Der Djakartaweg ist ein Fuß- und Radweg, der südlich der Bahngleise zwischen Hindenburgstraße und Sengelmannstraße verläuft. Es gibt an der Strecke mehrere Sitzbänke und Müllbehälter. Ein Abschnitt war im Zuge der U5-Baustelle gesperrt und soll demnächst wieder durchgängig nutzbar sein.
Flüchtlinge in der City Nord: Anwohner beschweren sich über Betrunkene
Das Müllproblem werde dadurch verschlimmert, dass die Müllbehälter vor einiger Zeit stark reduziert wurden, heißt es in der Eingabe beim Regionalausschuss Eppendorf-Winterhude. Darin ist auch die Rede von Flüchtlingen, die schon vormittags um 10 Uhr alkoholisiert seien und ihren Müll hinterließen.
Es gebe zerbrochene Wodkaflaschen, an denen sich Hunde schon verletzt hätten, und auch für Kinder bestehe ein Verletzungsrisiko. Belegt werden diese Müllsünden mit etlichen Fotos. An den Anblick von alkoholisierten Männern habe man sich „durch die Unterkünfte Alsterdorfer Markt, Tessenowweg etc. schon gewöhnt“, steht in der Eingabe weiter.
Bürger schreibt von Frauen mit Kinderwagen und Alkoholflasche in der Hand
„Dass jetzt aber auch Frauen mit Kinderwagen mit Wodka- oder Bierflasche in der Hand mittags im Djakartaweg anzutreffen sind, ist sehr verstörend“, schreibt ein Bürger, dem sich weitere angeschlossen haben. Abschließend heißt es an die Adresse der Bezirkspolitik: „Wenn Sie nicht wollen, dass die zunehmende Unzufriedenheit der hier wohnenden Nachbarschaft laut wird, sollten Sie hier rechtzeitig eingreifen.“
„Die Beschwerdelage ist uns bekannt. Fördern und Wohnen (F&W) steht dazu bereits in Kontakt mit Anwohnerinnen und Anwohnern, die Beschwerden und Sorgen geäußert haben. Um hierauf zu reagieren, wurden zusammen mit dem Deutschen Roten Kreuz (DRK), das die Unterkunft im Auftrag von F&W betreibt, bereits Maßnahmen ergriffen“, sagt Wolfgang Arnhold, Sprecher der Hamburger Sozialbehörde.
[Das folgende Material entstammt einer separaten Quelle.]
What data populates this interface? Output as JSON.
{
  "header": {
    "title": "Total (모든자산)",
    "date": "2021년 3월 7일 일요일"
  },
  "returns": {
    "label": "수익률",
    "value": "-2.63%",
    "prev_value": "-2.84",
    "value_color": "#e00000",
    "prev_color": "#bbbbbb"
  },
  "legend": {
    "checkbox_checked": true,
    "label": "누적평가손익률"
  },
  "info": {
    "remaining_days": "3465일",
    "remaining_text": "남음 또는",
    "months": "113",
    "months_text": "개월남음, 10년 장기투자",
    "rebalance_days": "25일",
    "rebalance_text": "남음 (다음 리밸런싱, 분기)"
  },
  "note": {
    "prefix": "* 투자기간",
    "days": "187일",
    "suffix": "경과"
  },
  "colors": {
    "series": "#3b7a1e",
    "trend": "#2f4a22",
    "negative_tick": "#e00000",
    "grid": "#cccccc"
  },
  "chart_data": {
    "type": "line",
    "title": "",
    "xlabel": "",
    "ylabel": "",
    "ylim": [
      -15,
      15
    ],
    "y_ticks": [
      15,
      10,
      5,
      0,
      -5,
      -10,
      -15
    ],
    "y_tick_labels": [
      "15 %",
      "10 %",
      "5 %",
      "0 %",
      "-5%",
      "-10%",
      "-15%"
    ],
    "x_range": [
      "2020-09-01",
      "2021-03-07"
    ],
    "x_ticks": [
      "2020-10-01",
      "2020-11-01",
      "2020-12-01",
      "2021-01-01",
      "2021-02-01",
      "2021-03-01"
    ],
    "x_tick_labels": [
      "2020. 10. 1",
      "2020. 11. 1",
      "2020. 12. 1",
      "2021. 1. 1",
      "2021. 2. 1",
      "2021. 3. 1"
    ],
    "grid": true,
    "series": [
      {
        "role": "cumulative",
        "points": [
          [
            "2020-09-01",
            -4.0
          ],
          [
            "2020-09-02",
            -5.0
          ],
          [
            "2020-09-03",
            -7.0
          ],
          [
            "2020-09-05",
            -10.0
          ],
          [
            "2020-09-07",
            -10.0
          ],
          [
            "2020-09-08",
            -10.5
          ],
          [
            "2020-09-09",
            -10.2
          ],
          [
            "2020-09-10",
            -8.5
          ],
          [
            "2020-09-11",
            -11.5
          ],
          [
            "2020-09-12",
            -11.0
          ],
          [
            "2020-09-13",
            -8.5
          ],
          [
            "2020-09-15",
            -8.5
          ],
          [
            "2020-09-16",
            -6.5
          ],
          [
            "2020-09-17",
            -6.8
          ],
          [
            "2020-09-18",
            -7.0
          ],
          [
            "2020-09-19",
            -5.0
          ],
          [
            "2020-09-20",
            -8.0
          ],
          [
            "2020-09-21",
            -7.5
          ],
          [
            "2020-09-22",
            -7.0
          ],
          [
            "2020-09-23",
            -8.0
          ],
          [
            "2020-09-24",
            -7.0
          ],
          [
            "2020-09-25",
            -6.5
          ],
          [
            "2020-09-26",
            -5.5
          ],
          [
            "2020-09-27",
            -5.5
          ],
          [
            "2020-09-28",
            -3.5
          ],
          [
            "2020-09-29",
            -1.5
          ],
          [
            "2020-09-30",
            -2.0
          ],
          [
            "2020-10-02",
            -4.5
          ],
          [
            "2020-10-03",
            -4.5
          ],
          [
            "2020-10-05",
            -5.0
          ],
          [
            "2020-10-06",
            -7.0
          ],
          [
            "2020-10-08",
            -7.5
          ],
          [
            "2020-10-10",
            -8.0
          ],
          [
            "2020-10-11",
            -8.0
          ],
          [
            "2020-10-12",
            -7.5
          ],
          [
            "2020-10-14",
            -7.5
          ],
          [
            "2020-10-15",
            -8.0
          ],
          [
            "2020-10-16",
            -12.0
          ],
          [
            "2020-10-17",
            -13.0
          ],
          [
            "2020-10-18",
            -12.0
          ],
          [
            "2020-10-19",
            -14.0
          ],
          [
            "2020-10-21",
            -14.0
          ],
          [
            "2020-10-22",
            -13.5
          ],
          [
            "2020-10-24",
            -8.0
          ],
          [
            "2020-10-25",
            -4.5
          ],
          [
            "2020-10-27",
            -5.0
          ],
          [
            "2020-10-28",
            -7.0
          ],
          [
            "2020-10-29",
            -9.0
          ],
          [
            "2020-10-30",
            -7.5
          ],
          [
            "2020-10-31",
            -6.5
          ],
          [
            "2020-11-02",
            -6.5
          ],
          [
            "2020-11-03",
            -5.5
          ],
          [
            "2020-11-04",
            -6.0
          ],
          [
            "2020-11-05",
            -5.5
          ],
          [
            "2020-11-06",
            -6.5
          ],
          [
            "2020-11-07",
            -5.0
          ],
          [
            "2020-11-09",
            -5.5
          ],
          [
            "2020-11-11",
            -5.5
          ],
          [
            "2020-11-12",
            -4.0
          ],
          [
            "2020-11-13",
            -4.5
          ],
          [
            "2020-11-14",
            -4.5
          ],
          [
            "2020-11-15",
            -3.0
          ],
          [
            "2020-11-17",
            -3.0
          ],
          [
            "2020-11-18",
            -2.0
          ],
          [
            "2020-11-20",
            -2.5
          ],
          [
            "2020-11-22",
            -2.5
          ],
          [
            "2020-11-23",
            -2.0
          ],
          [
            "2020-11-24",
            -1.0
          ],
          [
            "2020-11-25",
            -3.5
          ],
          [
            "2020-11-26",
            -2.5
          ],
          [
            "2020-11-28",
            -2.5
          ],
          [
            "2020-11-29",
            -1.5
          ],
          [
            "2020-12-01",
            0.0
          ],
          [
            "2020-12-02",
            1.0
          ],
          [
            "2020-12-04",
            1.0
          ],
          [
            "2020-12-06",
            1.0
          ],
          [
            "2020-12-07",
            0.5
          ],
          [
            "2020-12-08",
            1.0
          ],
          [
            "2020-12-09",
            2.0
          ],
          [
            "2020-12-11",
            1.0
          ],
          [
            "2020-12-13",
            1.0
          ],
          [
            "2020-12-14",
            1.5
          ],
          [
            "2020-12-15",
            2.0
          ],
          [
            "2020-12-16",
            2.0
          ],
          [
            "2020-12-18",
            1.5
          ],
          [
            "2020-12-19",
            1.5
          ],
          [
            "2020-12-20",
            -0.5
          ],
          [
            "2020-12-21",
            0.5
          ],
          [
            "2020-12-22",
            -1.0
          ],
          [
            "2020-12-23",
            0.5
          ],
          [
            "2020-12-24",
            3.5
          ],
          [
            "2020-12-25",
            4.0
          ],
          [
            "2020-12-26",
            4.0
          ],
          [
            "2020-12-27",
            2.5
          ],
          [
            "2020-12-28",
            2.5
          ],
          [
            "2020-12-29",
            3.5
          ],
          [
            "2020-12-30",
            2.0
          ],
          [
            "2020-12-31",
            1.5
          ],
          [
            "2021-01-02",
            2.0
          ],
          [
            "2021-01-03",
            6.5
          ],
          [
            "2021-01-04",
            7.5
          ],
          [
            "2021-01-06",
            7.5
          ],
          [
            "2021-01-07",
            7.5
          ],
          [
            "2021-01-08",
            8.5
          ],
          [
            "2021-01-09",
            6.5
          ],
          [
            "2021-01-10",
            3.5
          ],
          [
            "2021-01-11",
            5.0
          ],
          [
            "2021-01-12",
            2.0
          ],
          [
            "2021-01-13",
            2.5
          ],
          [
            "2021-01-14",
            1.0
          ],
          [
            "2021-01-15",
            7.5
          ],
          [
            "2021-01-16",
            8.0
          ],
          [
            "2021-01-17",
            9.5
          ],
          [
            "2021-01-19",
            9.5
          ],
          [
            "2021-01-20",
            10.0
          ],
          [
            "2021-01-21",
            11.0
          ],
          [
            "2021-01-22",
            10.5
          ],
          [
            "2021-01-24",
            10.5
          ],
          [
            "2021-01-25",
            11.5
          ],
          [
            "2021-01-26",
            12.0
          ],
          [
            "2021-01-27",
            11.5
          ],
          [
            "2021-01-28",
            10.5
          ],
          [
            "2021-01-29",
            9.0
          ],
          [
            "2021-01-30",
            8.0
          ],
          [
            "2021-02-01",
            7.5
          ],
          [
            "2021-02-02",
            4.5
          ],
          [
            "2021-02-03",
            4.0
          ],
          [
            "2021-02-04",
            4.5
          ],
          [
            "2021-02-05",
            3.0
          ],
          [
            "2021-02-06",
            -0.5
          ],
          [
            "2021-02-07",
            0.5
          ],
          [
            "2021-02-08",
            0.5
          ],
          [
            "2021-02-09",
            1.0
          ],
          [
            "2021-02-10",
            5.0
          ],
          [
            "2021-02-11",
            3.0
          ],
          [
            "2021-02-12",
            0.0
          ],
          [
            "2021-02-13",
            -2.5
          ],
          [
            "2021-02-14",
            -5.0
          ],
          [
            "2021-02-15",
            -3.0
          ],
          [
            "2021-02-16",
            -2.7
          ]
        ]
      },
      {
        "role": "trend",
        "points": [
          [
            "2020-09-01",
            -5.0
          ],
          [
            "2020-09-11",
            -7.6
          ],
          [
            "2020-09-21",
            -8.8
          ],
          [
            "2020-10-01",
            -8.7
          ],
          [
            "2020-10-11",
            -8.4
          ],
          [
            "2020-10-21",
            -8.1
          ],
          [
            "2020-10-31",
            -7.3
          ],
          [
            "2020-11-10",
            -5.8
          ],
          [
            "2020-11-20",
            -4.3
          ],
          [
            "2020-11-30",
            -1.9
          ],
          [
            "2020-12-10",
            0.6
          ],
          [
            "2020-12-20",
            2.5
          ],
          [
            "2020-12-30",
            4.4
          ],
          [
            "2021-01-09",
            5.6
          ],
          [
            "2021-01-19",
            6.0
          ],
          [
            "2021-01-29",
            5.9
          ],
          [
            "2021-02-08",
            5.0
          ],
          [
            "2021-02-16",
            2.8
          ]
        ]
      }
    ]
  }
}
City Nord: Betreiber der Flüchtlingsunterkunft reinigt auch Umgebung
Beispielsweise habe das DRK den Radius, in dem es die Anlage der Unterkunft von Abfällen reinigt, auf die Umgebung ausgeweitet. „Weiterhin steht F&W in engem Austausch mit der Polizei im Hinblick auf den Umgang mit alkoholisierten Personen“, so Arnhold. Auf den Flächen für die allgemeine Nutzung gebe es in der Unterkunft ein Alkoholkonsumverbot.
Die Stadtreinigung bestätigt auf Abendblatt-Anfrage, dass am Djakartaweg im Zuge der Erweiterung der U5 im Dezember auf Bitten der Hochbahn zwei Papierkörbe abgebaut wurden. Allerdings habe es seit 2018 keine Hotline-Meldung mehr gegeben. Dort stünden insgesamt fünf Papierkörbe, die zweimal wöchentlich, nämlich montags und donnerstags geleert würden.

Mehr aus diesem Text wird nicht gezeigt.